A daughter of teachers who wanted to follow in their footsteps, Green initially enrolled at Willamette University to pursue a teaching degree. But she had to withdraw when money got tight.
That ended up fueling her passion for improving education and making it more accessible. Green returned to school in 1939, enrolling at the UO and graduating in 1940. She became a teacher and spent 11 years in the classroom before leaving to blaze her own trail.
After some time working in legislative relations for education organizations, she ran for office and in 1954 was elected to represent Oregon’s 3rd Congressional District, becoming just the second Oregon woman elected into the U.S. House of Representatives. In her first year in the capitol she was appointed to the Committee on Education and Labor, remaining a member for 18 years.
In 1963 she authored the Higher Education Facilities Act — which then-President Lyndon B. Johnson called the “greatest step forward in the field in 100 years” — allocating federal funding for college libraries, classrooms and labs. Two years later she introduced the Higher Education Act of 1965; the two measures created federal financial aid for undergraduates and universities for the first time.
Green’s biggest triumph in reform and legislation may well have been the work she did leading up to the creation of Title IX in 1972. Title IX explicitly prohibits federally funded higher education institutions from discriminating on the base of sex, and included as sanctions exclusion from education programs, activities, benefits and federal financial assistance.
As the chair of the Subcommittee on Higher Education, Green was responsible for conducting the week of hearings that led to the development of Title IX. She preceded the series of hearings by stating, “Let us not deceive ourselves. Our educational institutions have proven to be no bastions of democracy.”
The week of hearings was arduous, with university administrators and representatives alike protesting the bill, saying it would force schools to build unisex bathrooms and admit equal numbers of male and female students.
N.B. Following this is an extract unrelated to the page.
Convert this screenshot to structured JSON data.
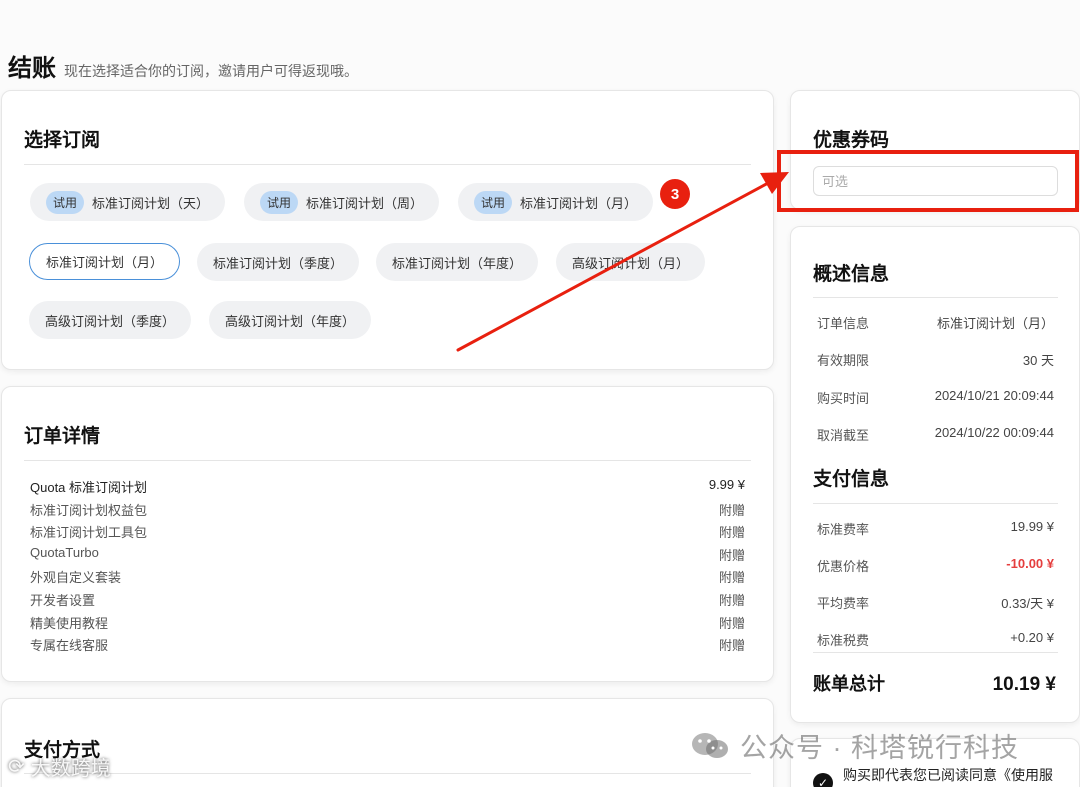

After Title IX passed, Green said, “I don’t know when I have ever been so pleased, because I had worked so long and it had been such a tough battle.”
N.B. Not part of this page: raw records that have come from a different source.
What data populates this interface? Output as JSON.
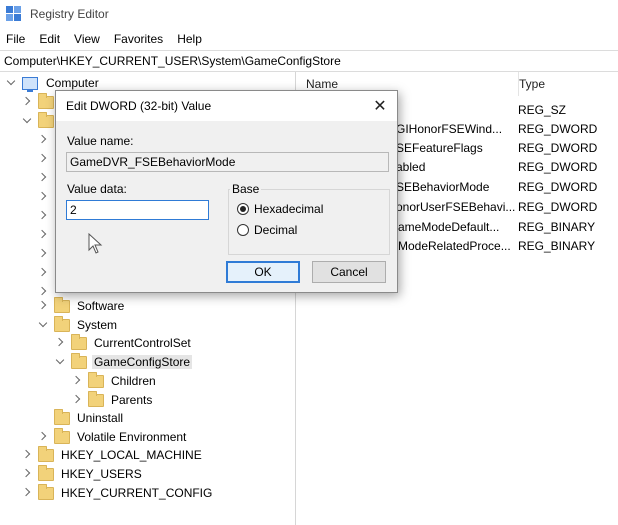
{
  "window": {
    "title": "Registry Editor"
  },
  "menu": [
    "File",
    "Edit",
    "View",
    "Favorites",
    "Help"
  ],
  "address": "Computer\\HKEY_CURRENT_USER\\System\\GameConfigStore",
  "tree": {
    "root": "Computer",
    "items": {
      "software": "Software",
      "system": "System",
      "current_control_set": "CurrentControlSet",
      "game_config_store": "GameConfigStore",
      "children": "Children",
      "parents": "Parents",
      "uninstall": "Uninstall",
      "volatile_environment": "Volatile Environment",
      "hklm": "HKEY_LOCAL_MACHINE",
      "hku": "HKEY_USERS",
      "hkcc": "HKEY_CURRENT_CONFIG"
    }
  },
  "list": {
    "headers": {
      "name": "Name",
      "type": "Type"
    },
    "rows": [
      {
        "name": "",
        "type": "REG_SZ"
      },
      {
        "name": "GIHonorFSEWind...",
        "type": "REG_DWORD"
      },
      {
        "name": "SEFeatureFlags",
        "type": "REG_DWORD"
      },
      {
        "name": "abled",
        "type": "REG_DWORD"
      },
      {
        "name": "SEBehaviorMode",
        "type": "REG_DWORD"
      },
      {
        "name": "onorUserFSEBehavi...",
        "type": "REG_DWORD"
      },
      {
        "name": "ameModeDefault...",
        "type": "REG_BINARY"
      },
      {
        "name": "ModeRelatedProce...",
        "type": "REG_BINARY"
      }
    ]
  },
  "dialog": {
    "title": "Edit DWORD (32-bit) Value",
    "close": "✕",
    "value_name_label": "Value name:",
    "value_name": "GameDVR_FSEBehaviorMode",
    "value_data_label": "Value data:",
    "value_data": "2",
    "base_label": "Base",
    "hex_label": "Hexadecimal",
    "dec_label": "Decimal",
    "base_selected": "Hexadecimal",
    "ok": "OK",
    "cancel": "Cancel"
  }
}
In addition to Title IX, she was responsible for the Equal Pay Act of 1963, which established that women receive equal pay for doing the same work as men. Green later expressed frustration with Congress’ slow action, saying “it took over eight years to persuade (them) that a woman doing identical work with a man ought to be paid the same salary!”
Nicknamed “the mother of higher education” by her peers, Green became the second-highest-ranking Democrat in Congress and seconded the Democratic presidential nominations in 1956 and 1960. John F. Kennedy offered her the position as U.S. ambassador to Canada, but she declined; when he later appointed her to his Committee on the Status of Women, she accepted.
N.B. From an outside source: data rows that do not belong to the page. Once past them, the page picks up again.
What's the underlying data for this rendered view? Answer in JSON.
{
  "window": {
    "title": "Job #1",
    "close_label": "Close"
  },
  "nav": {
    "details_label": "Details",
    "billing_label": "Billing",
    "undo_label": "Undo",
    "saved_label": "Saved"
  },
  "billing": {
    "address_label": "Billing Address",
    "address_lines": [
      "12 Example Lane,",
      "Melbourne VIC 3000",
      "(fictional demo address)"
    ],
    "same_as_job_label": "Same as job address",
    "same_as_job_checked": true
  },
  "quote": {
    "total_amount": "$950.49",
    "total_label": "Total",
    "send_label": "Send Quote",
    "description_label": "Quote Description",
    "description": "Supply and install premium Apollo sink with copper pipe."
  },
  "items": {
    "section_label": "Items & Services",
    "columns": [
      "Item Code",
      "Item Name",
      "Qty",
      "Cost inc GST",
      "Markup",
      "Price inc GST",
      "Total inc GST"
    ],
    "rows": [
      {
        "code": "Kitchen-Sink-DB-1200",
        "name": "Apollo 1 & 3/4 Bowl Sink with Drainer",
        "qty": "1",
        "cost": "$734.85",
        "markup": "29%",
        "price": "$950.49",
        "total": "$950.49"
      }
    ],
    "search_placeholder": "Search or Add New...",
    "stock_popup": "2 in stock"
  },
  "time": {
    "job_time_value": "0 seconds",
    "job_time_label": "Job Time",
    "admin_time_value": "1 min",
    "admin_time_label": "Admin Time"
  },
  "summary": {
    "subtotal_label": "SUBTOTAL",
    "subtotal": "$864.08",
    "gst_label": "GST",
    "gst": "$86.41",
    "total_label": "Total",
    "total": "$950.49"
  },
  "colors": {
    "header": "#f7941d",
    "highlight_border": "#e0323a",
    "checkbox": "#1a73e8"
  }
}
Green retired in 1974 and became a professor of government at Warner Pacific College. She was appointed co-chair of the Oregon State Board of Higher Education in 1979 and was later appointed by President Ronald Reagan to the President’s Commission on White House Fellowships in 1981.
Green died of cancer in 1987 at age 77. In her New York Times obituary, her son James said, “She realized she had to work with the men before she knocked them over. ‘The key is to work with them,’ she said, and she was very good at it. I think her colleagues would testify to that.”